Sommes-nous plutôt BELL ou GIIPS ?

BELL : Bulgarie, Estonie, Lettonie et Lituanie.
GIIPS : Grèce, Italie, Irlande, Portugal et (E)spagne.
Anders Aslund – économiste du Peterson Institute for International Economics, à Washington D.C. – s’est amusé à comparer les performances de ces petits pays de l’ex-bloc communiste, et celles du groupe des pays du Sud de l’Europe (et de l’Irlande, en passager clandestin). Sur la période 2008-2012, les « BELL » ont suivi une courbe en V. Sur la même période, la courbe GIIPS aura été moins folichonne pour les observateurs économiques et pour les responsables politiques !

Anders Aslund a souhaité comprendre les raisons de la reprise rapide des BELL, ces si petits Etats, d’habitude invisibles depuis Londres, Paris ou Washington ! Étrange intérêt pour les BELL… qui suit la mode des acronymes politiques (BRIC en 2001, devenu BRICS), lancée par un certain O’Neill de chez Goldman Sachs, dans un élan simplificateur quelque peu naïf. Curieux, Aslund a voulu voir ce qui a cloché chez nos voisins les GIIPS, qui contrairement aux BELL se sont enlisés économiquement.

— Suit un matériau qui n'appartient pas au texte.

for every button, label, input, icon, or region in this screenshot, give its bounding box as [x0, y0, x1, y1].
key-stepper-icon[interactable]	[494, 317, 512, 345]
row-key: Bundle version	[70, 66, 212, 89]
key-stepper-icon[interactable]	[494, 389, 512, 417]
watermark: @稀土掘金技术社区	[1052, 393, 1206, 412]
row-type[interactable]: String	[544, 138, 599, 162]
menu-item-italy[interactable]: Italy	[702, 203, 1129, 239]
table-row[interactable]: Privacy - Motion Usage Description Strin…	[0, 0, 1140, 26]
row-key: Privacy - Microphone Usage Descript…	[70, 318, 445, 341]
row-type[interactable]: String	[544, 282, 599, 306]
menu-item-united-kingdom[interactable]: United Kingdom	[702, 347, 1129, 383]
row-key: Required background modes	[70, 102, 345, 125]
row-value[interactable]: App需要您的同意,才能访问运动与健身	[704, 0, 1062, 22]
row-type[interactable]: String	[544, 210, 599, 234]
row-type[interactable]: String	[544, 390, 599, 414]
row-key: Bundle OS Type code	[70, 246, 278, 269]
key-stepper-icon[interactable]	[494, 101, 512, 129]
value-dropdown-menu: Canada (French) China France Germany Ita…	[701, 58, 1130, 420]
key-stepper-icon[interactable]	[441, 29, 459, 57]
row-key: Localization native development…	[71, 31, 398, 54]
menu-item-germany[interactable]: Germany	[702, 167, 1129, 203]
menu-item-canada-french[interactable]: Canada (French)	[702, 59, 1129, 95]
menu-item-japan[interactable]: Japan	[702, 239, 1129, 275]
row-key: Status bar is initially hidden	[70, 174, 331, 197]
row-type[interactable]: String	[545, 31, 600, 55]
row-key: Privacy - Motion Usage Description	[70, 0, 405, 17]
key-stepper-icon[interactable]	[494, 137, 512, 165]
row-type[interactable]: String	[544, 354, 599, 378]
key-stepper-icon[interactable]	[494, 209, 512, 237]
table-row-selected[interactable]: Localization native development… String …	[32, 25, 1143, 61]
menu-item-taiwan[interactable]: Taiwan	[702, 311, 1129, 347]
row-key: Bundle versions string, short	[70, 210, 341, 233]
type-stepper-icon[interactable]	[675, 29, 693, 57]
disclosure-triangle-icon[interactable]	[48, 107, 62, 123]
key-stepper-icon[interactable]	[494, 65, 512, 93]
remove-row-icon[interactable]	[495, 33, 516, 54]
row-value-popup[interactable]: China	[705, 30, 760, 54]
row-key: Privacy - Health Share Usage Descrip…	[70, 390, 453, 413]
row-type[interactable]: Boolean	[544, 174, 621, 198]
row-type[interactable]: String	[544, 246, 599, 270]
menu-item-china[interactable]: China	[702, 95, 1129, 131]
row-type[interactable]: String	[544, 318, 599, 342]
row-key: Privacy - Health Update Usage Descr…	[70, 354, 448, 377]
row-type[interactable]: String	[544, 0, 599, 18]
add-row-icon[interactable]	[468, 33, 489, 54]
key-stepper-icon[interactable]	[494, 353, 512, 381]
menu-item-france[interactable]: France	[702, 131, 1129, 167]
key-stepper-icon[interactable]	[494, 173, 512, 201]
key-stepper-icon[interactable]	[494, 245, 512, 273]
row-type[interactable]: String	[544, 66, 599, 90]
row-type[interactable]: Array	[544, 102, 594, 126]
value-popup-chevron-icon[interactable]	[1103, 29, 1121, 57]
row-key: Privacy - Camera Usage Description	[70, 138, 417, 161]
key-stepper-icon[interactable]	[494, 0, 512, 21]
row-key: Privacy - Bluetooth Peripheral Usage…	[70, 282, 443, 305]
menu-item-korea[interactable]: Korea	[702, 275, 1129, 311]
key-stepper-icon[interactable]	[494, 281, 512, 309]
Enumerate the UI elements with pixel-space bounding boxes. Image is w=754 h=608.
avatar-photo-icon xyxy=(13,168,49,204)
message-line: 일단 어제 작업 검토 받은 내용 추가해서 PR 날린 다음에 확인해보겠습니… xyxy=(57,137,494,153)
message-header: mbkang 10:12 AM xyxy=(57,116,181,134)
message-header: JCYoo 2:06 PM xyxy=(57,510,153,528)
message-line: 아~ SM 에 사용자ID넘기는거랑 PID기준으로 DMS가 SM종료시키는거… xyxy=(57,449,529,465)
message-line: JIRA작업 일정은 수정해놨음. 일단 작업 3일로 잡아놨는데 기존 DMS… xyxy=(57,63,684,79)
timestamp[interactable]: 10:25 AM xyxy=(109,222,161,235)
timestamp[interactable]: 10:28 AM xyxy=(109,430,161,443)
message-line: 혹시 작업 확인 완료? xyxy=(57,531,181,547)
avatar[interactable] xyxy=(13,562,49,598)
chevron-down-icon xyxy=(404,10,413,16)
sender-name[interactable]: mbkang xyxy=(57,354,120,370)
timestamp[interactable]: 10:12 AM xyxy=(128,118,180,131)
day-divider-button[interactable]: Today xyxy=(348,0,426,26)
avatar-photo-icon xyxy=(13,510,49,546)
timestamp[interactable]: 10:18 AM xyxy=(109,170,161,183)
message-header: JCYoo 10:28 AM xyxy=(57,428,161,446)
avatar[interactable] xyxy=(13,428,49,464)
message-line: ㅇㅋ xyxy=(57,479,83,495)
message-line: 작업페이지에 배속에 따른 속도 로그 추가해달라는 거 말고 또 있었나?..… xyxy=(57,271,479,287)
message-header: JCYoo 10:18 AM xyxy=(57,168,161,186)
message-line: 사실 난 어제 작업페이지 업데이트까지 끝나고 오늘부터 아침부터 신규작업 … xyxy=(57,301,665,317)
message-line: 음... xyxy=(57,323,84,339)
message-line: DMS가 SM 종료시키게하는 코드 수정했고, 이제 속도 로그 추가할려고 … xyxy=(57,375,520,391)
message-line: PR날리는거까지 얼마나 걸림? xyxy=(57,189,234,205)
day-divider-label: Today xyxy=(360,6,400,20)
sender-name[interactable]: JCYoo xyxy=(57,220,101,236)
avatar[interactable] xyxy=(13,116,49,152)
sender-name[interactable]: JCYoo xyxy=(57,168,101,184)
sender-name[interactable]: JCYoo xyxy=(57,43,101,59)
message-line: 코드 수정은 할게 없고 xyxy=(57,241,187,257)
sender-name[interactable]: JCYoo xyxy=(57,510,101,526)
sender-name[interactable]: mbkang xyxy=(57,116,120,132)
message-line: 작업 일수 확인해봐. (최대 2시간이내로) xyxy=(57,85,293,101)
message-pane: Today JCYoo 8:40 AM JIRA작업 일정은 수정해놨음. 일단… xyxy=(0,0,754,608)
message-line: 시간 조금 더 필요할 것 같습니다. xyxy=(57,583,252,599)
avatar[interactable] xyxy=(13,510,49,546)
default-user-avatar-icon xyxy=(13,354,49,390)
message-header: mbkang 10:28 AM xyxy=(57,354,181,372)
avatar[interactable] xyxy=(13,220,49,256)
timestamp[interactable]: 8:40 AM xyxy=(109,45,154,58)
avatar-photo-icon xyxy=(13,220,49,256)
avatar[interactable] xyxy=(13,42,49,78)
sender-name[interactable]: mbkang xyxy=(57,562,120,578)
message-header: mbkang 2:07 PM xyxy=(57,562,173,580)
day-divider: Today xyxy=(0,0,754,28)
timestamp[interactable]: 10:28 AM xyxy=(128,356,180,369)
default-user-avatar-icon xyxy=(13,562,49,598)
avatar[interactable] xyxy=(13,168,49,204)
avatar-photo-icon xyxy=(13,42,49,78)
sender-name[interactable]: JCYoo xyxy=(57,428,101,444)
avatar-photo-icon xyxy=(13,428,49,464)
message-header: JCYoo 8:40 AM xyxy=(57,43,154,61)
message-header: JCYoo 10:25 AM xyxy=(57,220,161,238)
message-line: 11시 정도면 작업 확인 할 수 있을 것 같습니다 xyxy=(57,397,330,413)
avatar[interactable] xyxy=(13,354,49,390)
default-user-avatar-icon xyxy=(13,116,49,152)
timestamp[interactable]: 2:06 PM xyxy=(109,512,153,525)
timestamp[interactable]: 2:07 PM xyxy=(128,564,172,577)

Leçon n°1 du docteur Aslund : admettre les problèmes, ne pas s’enfermer dans le déni politicien. A noter qu’aux Etats-Unis et dans le Sud de l’Europe, les dirigeants ont préféré nier l’importance des problèmes rencontrés par leur pays. Ce qui ralentit voire anéantit tout espoir d’actions à la fois fortes et rapides. Et le peuple, consentant, a pris l’habitude de la soumission.

Leçon n°2 : expliquer clairement au peuple quels sont les choix, les options pour le pays. Le but étant d’obtenir rapidement, mais démocratiquement (oxymore ?) leur soutien avant de s’engager dans des mesures fortes. « Aux grands maux les grands remèdes ! » Bienvenue au courage politique…

Aslund en remet une couche, lors de sa leçon n°3 : il recommande, face à des crises économiques, de faire appel à de nouveaux dirigeants politiques avec de nouvelles idées. Un homme rempli de bon sens, cet Anders ! Quel contraste avec une France qui, en apparence du moins, semble préférer ne pas tirer de leçons de ses échecs passés. Qui préfère le retour des « losers conventionnels » à la pensée très classique plutôt que parier sur un renouvellement réel aux idées innovantes, en dehors du cadre.

Et enfin le coup de grâce nous est porté à la leçon n°4 : les décisions politiques doivent être clairement communiquées [au peuple] et axées davantage sur la baisse des dépenses [faire mieux avec moins, chasser le gaspillage et les redondances] que sur la hausse des impôts. Bercy, ouvrez vos fenêtres, écoutez ça !

Petit détail (qui tue ?), il se permet même d’ajouter que les BELL ont eu disons l’intelligence collective, ou la sagesse, d’exiger des efforts équitables, intergénérationnels et au-delà des remparts corporatistes. Et qu’ils ont mis l’accent sur le développement du capital humain et sur un haut niveau d’éducation. Un concentré capitalisto-humaniste pour sortir par le haut de la mondialisation ?

Néanmoins, à l’heure où le « benchmarking » et les comparaisons internationales fleurissent, fleurissent, trois remarques s’imposent :

– les différences de taille de pays (inertie) et de culture politique locale (re-inertie) peuvent en partie expliquer la différence de comportement politique au sein même de l’Europe.

– les BELL vivent encore une époque de reconstruction politique après des années de désillusion sous chape de plomb. Economiquement, ils vivent à leur façon les « 30 glorieuses » si loin derrière les GIIPS et bien des pays d’Europe de l’Ouest. Sujet tabou, blessure nostalgique chez nous. Eux, les BELL, conservent une relative confiance en l’avenir. Cette confiance qui fait rêver tant d’économistes… et de politiciens !

– les observations d’Aslund sont peut-être un peu myopes et ne sauraient faire l’économie d’une étude détaillée de la situation locale. Les pays d’Europe Centrale, mi-paumés mi-exaltés par la chute du Mur de Berlin, ont peut-être été un peu vite des proies faciles pour la doctrine du FMI et autres institutions obnubilées par la réforme et le moins d’Etat. Désolé docteur Aslund, mais ne regarder les données économiques à court terme c’est un peu comme si un médecin généraliste, au vu du dernier relevé de température du malade (sans étude de sa pression, de ses pulsations cardiaques, de son état moral…), diagnostiquait, sûr de son fait, un retour durable en bonne santé ! Ce qui n’enlève rien à l’intérêt de ses conseils sur la communication élus-électeurs et sur le nécessaire consensus politique, dans la lignée des spécialistes en gestion du changement.